After going through all of this with Dad, I'm starting to have a hard time with the whole "wow, this puts everything into perspective" cliche that comes out of tragedy. I hope and pray that for other people who need it, a lesson comes out of this, but to me it is what it is. It doesn't put anything into perspective, besides teaching me to never have surgery at Lakeland Regional Medical Center.
Perspective has never been what I've needed through all of this. Loss, or the threat of loss, should never put things into perspective....because what does that even mean? If this kind of thing prompts you to want to change the way you do things, the way you appreciate people, or keep them in your life, then, you have the problem, and had it long before anyone stepped foot into a hospital.
Everybody knows that when you tear it all down it's about yourself. Deep down I believe everybody knows that, or feels that somewhere in their soul. Even when I was swept up into working all of the time, I carried with me the knowledge that it could all go away in a breath. I used to sit in the grass on sunny Saturday afternoons when I worked with the kids, and just see the un-filtered joy on their faces. On the same face, a minute later, the unimaginable struggle that kids with special needs go through shows up. That's real suffering, yet through it all, these kids smiled and laughed a lot more often than anyone else I spent time with any given week.
Anyways, I beat the shit out of myself about a lot of this. How could I have been so stupid to lose focus, etc...but I never really did. I don't want to have the depression and everything be a line of demarcation...like, on this side, the post-hospitalization side, is the good Kev, and before that I was total shit. It's not true. I got sick, just as someone who broke a limb and had part of their life altered for an extended period of time. My thoughts we altered...and not they're back, only with the appreciation for life, and how I truly revel in it most days.

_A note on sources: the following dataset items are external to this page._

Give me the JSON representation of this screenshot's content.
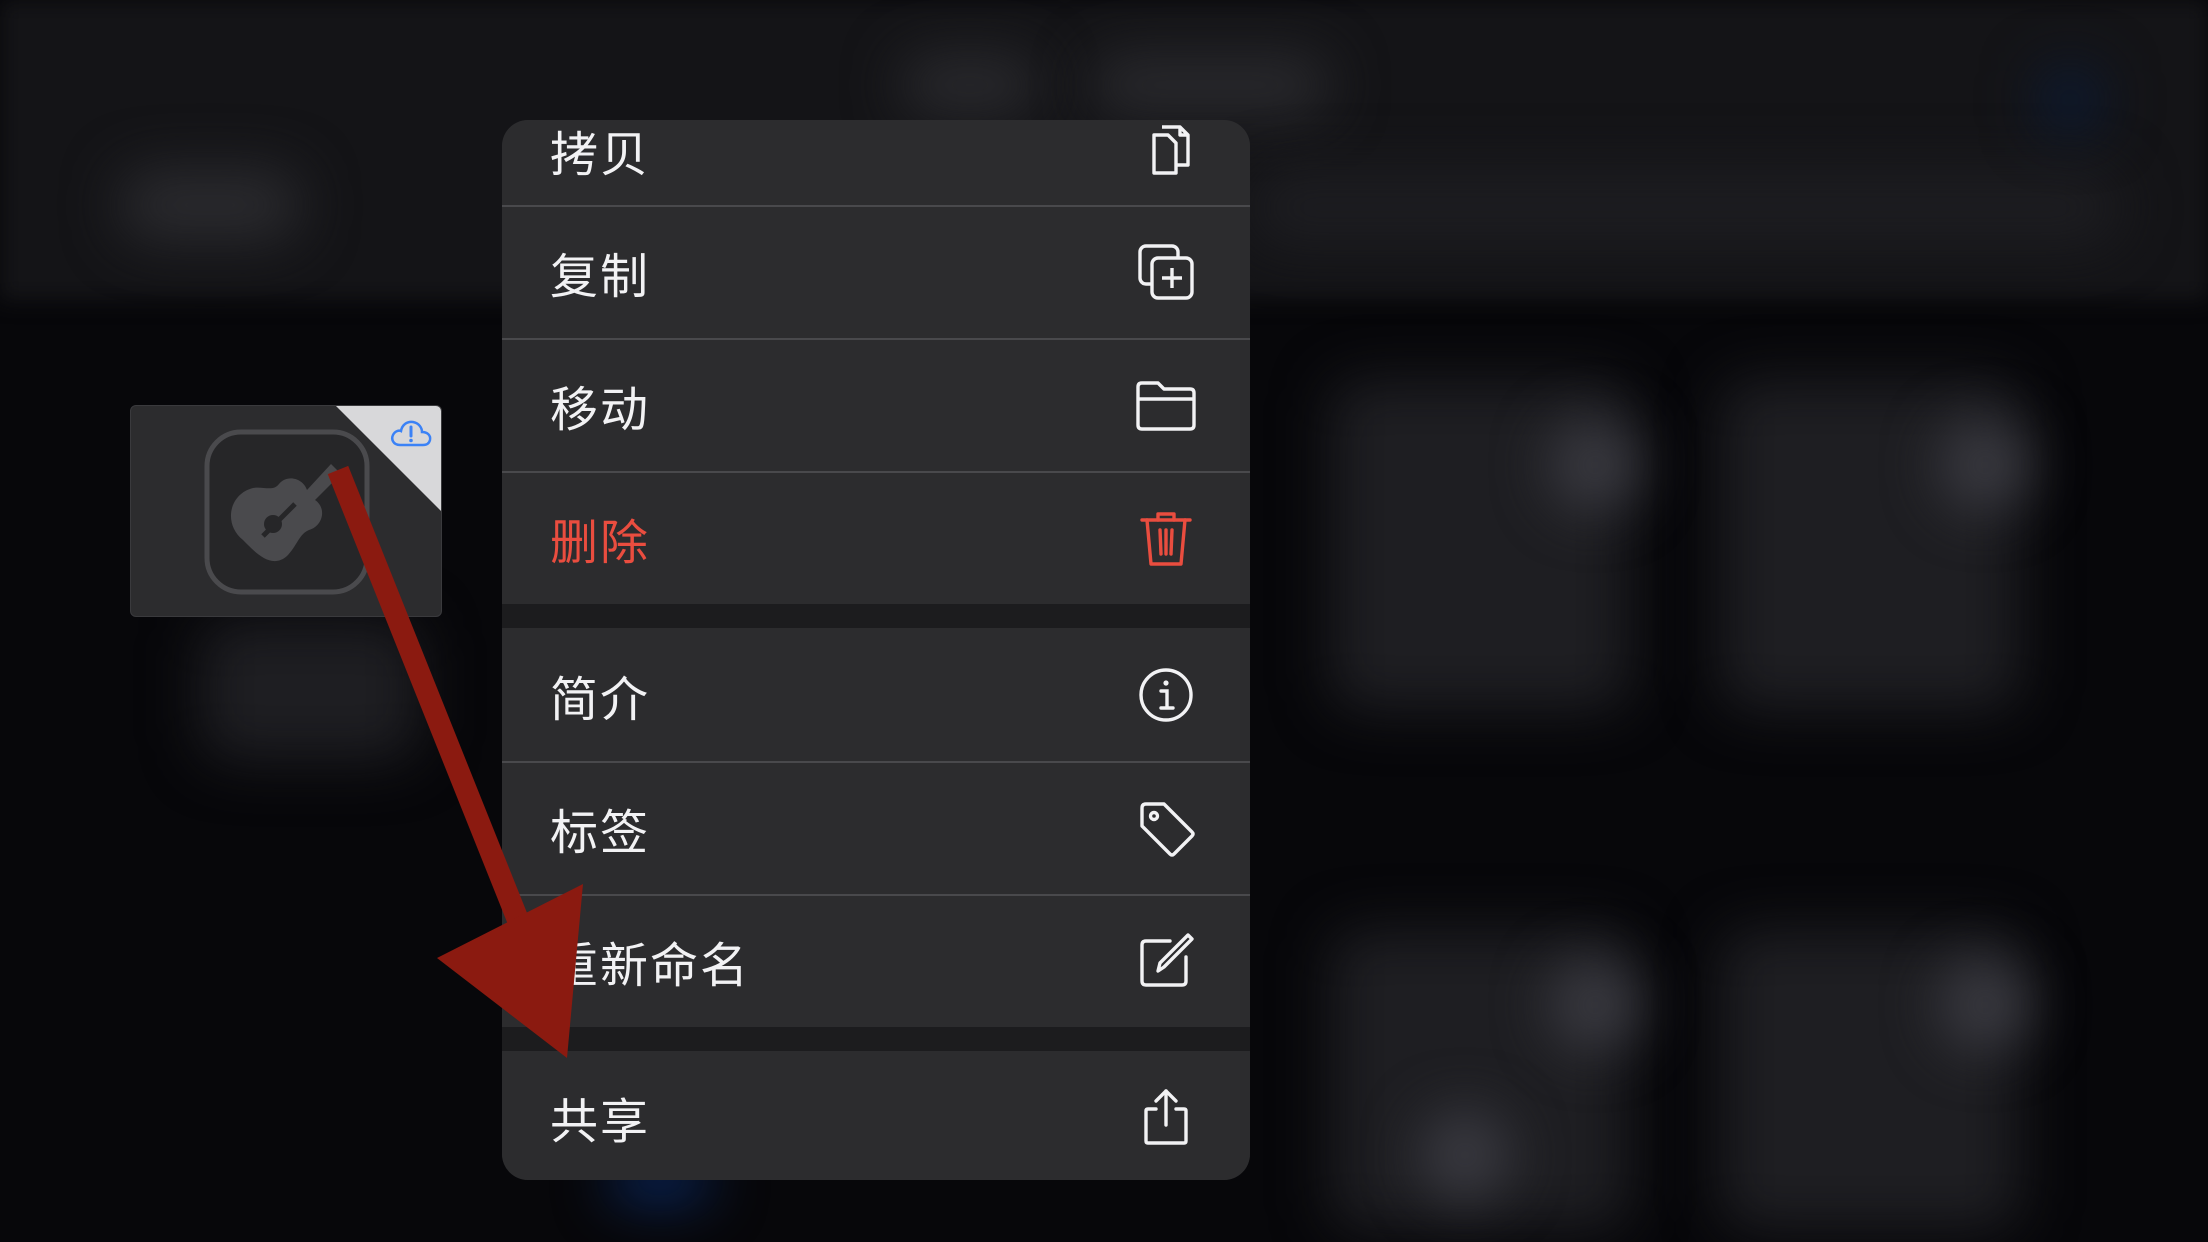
{
  "context_menu": {
    "items": [
      {
        "label": "拷贝",
        "icon": "copy-document-icon"
      },
      {
        "label": "复制",
        "icon": "duplicate-plus-icon"
      },
      {
        "label": "移动",
        "icon": "folder-icon"
      },
      {
        "label": "删除",
        "icon": "trash-icon",
        "destructive": true
      },
      {
        "label": "简介",
        "icon": "info-circle-icon"
      },
      {
        "label": "标签",
        "icon": "tag-icon"
      },
      {
        "label": "重新命名",
        "icon": "pencil-square-icon"
      },
      {
        "label": "共享",
        "icon": "share-icon"
      }
    ]
  },
  "dragged_item": {
    "icon": "garageband-guitar-icon",
    "status_icon": "icloud-alert-icon"
  },
  "annotation": {
    "type": "arrow",
    "color": "#8b1a10"
  },
  "colors": {
    "menu_background": "#2c2c2e",
    "text": "#f2f2f4",
    "destructive": "#ea4d3f",
    "cloud_badge": "#3b82f6"
  }
}
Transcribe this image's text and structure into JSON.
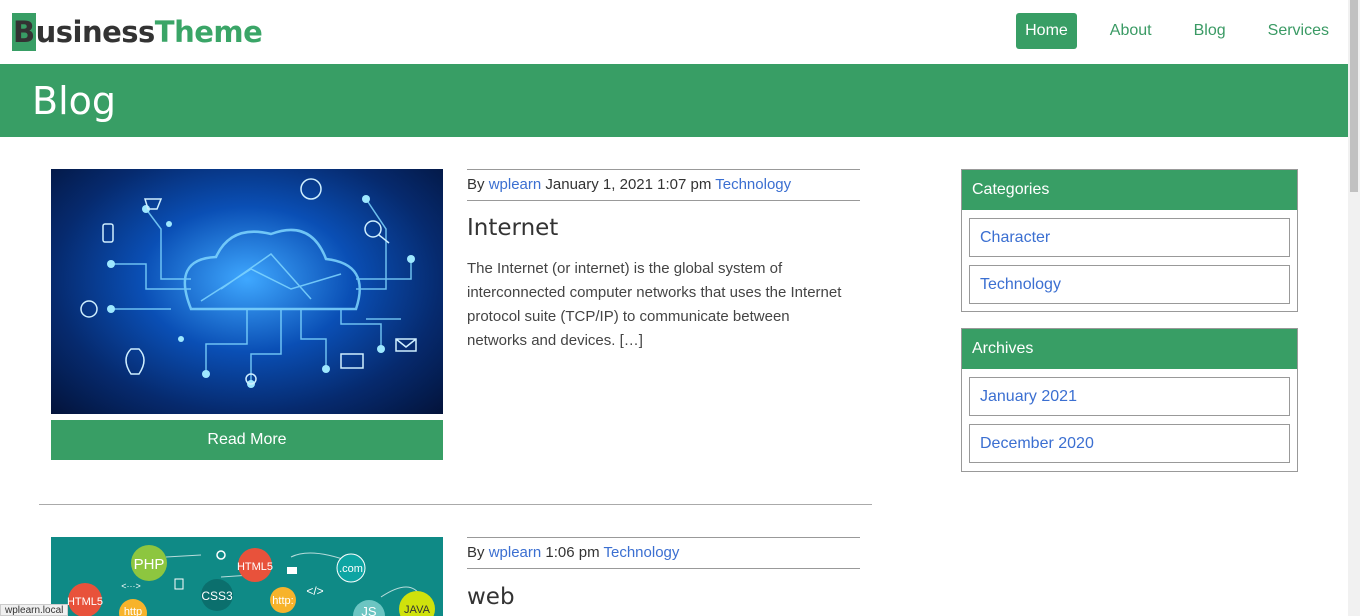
{
  "header": {
    "logo_b": "B",
    "logo_rest1": "usiness",
    "logo_rest2": "Theme",
    "nav": [
      "Home",
      "About",
      "Blog",
      "Services"
    ]
  },
  "banner": {
    "title": "Blog"
  },
  "posts": [
    {
      "meta_by": "By",
      "author": "wplearn",
      "date": "January 1, 2021 1:07 pm",
      "category": "Technology",
      "title": "Internet",
      "excerpt": "The Internet (or internet) is the global system of interconnected computer networks that uses the Internet protocol suite (TCP/IP) to communicate between networks and devices. […]",
      "read_more": "Read More"
    },
    {
      "meta_by": "By",
      "author": "wplearn",
      "date": "1:06 pm",
      "category": "Technology",
      "title": "web",
      "image_badges": [
        "PHP",
        "HTML5",
        ".com",
        "HTML5",
        "CSS3",
        "http:",
        "JS",
        "JAVA",
        "http",
        "</>",
        "<···>"
      ]
    }
  ],
  "sidebar": {
    "categories_title": "Categories",
    "categories": [
      "Character",
      "Technology"
    ],
    "archives_title": "Archives",
    "archives": [
      "January 2021",
      "December 2020"
    ]
  },
  "statusbar": {
    "text": "wplearn.local"
  },
  "colors": {
    "brand_green": "#389e65",
    "link_blue": "#3b6fd1"
  }
}
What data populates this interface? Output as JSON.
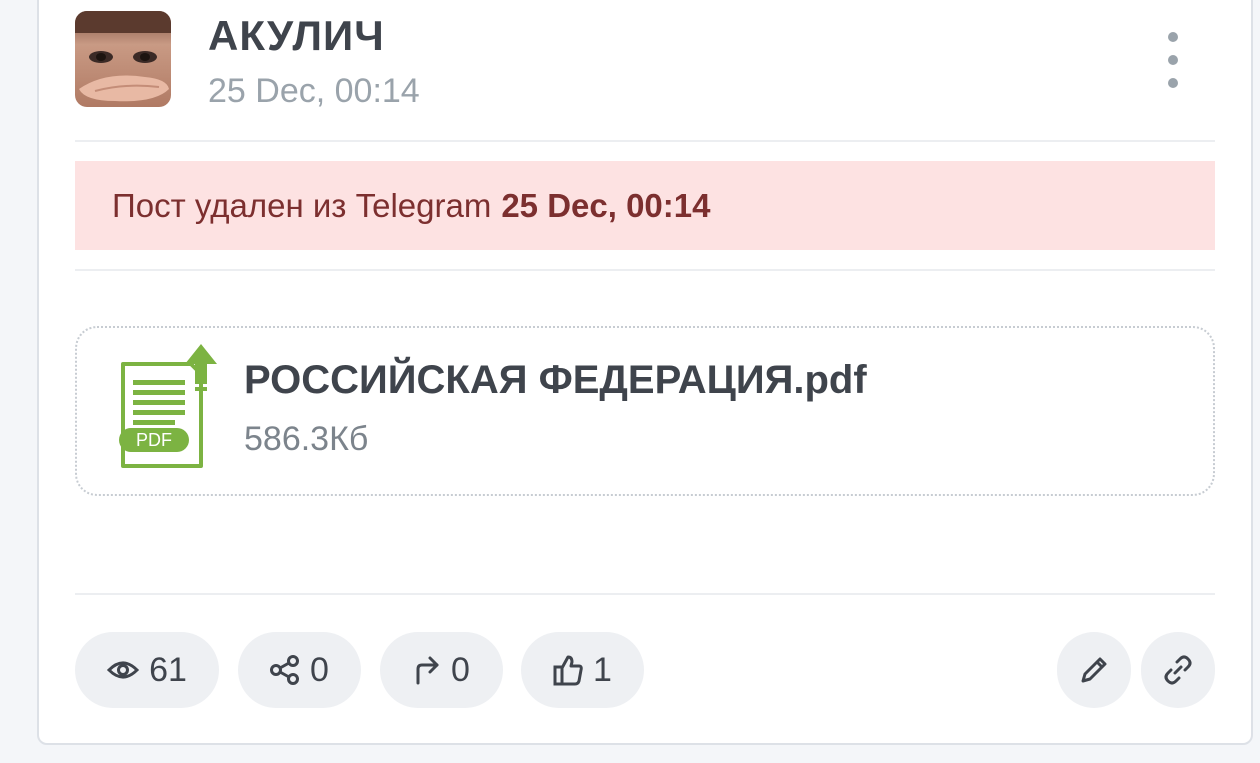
{
  "post": {
    "author": "АКУЛИЧ",
    "date": "25 Dec, 00:14"
  },
  "alert": {
    "text": "Пост удален из Telegram",
    "date": "25 Dec, 00:14",
    "background": "#fde2e2",
    "text_color": "#7c2f2f"
  },
  "attachment": {
    "icon": "pdf-file-icon",
    "badge": "PDF",
    "name": "РОССИЙСКАЯ ФЕДЕРАЦИЯ.pdf",
    "size": "586.3Кб",
    "accent": "#7cb342"
  },
  "stats": {
    "views": {
      "icon": "eye-icon",
      "value": "61"
    },
    "shares": {
      "icon": "share-icon",
      "value": "0"
    },
    "forwards": {
      "icon": "forward-icon",
      "value": "0"
    },
    "likes": {
      "icon": "thumbs-up-icon",
      "value": "1"
    }
  },
  "actions": {
    "edit": {
      "icon": "pencil-icon"
    },
    "link": {
      "icon": "link-icon"
    }
  },
  "menu": {
    "icon": "more-vertical-icon"
  }
}
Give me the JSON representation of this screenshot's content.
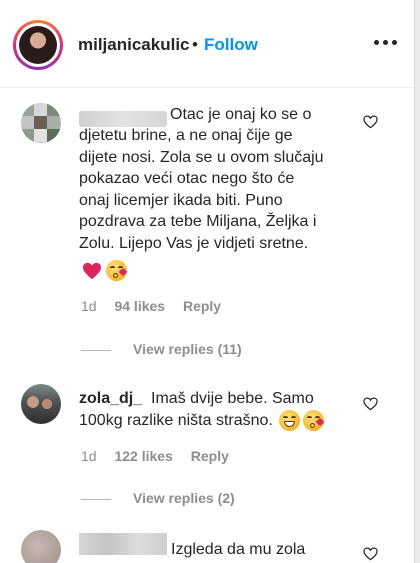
{
  "header": {
    "username": "miljanicakulic",
    "separator": "•",
    "follow_label": "Follow",
    "more_icon": "more-horizontal-icon"
  },
  "comments": [
    {
      "username_visible": false,
      "lines": [
        "Otac je onaj ko se o",
        "djetetu brine, a ne onaj čije ge",
        "dijete nosi. Zola se u ovom slučaju",
        "pokazao veći otac nego što će",
        "onaj licemjer ikada biti. Puno",
        "pozdrava za tebe Miljana, Željka i",
        "Zolu. Lijepo Vas je vidjeti sretne."
      ],
      "emojis": [
        "red-heart-emoji",
        "face-blowing-kiss-emoji"
      ],
      "age": "1d",
      "likes": "94 likes",
      "reply_label": "Reply",
      "view_replies": "View replies (11)"
    },
    {
      "username": "zola_dj_",
      "lines": [
        "Imaš dvije bebe. Samo",
        "100kg razlike ništa strašno."
      ],
      "emojis": [
        "grinning-face-emoji",
        "face-blowing-kiss-emoji"
      ],
      "age": "1d",
      "likes": "122 likes",
      "reply_label": "Reply",
      "view_replies": "View replies (2)"
    },
    {
      "username_visible": false,
      "lines": [
        "Izgleda da mu zola"
      ]
    }
  ],
  "colors": {
    "accent": "#0095f6",
    "text": "#262626",
    "muted": "#8e8e8e",
    "heart": "#e0245e"
  }
}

The Kevin that existed before the spring of 2008 loved the hell out of life too though....I'm still trying to wrap my head around how I can be better with life and not let change overwhelm me - I think that's IT. I think I need a life coach or something, because I've always been a happy person, passionate, and good-natured....Change has always thrown me off the track. This isn't a massive crisis of faith, where I was miserable to people, and zombied my way through every day of my life. On the contrary, I tried hard, every day, to laugh and not take shit too seriously. Sometimes at inappropriate times. But I have passions, and they were the same passions I had pre-crisis. I love the same things I loved before, and the same people who I loved before.
I went off the rails and I still have fears and on bad days visulaize not being part of this world -- but I have the tools to flush that out of my head nearly immediately. None of my fears involve the fear of eventual regret though, and that's what I've been thinking a lot about with my Dad. Mortality is a mother fucker!
I think about how if the worst-case scenario happened, there's nothing I would regret in regards to my Dad...I don't feel like I have I have any unfinished business. When you live for the moment, and in the NOW, there isn't regret. It's just peaceful, and amazing. The funnest thing about it though? You get to let the judgment and negativity of others wash over you, and sometimes to view it as an observer is funny as hell. It's frustrating, but, we aren't here to correct other people and set them on the right path -- we can only be true to ourselves. "There but for the grace of God go I."